A flaw was found in argocd. Any unprivileged user is able to deploy argocd in their namespace and with the created ServiceAccount argocd-argocd-server, the unprivileged user is able to read all resources of the cluster including all secrets which might enable privilege escalations. The highest threat from this vulnerability is to data confidentiality.
Argo CD before 2.1.9 and 2.2.x before 2.2.4 allows directory traversal related to Helm charts because of an error in helmTemplate in repository.go. For example, an attacker may be able to discover credentials stored in a YAML file.
An issue was discovered in Argo CD before 1.8.4. Accessing the endpoint /api/version leaks internal information for the system, and this endpoint is not protected with authentication.
The package github.com/argoproj/argo-cd/cmd before 1.7.13, from 1.8.0 and before 1.8.6 are vulnerable to Cross-site Scripting (XSS) the SSO provider connected to Argo CD would have to send back a malicious error message containing JavaScript to the user.
In Argo versions prior to v1.5.0-rc1, it was possible for authenticated Argo users to submit API calls to retrieve secrets and other manifests which were stored within git.

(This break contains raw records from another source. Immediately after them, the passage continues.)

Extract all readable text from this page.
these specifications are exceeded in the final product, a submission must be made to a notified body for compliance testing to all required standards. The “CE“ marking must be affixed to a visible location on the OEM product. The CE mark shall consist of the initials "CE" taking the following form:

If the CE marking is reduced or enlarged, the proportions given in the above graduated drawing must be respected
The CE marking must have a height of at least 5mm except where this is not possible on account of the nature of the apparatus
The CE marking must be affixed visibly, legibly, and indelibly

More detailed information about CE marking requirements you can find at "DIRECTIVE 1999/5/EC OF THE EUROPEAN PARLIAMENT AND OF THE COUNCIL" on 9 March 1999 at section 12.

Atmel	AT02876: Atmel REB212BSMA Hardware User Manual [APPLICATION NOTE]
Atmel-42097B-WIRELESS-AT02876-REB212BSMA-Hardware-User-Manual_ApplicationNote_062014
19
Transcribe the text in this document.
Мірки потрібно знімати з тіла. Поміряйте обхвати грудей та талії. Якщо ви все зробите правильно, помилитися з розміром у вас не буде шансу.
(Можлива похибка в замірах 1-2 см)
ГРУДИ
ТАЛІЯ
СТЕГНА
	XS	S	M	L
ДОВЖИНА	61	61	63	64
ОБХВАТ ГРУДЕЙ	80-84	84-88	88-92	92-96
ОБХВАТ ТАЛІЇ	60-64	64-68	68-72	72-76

As of v1.5.0, the Argo web interface authentication system issued immutable tokens. Authentication tokens, once issued, were usable forever without expiration—there was no refresh or forced re-authentication.
As of v1.5.0, the Argo API does not implement anti-automation measures such as rate limiting, account lockouts, or other anti-bruteforce measures. Attackers can submit an unlimited number of authentication attempts without consequence.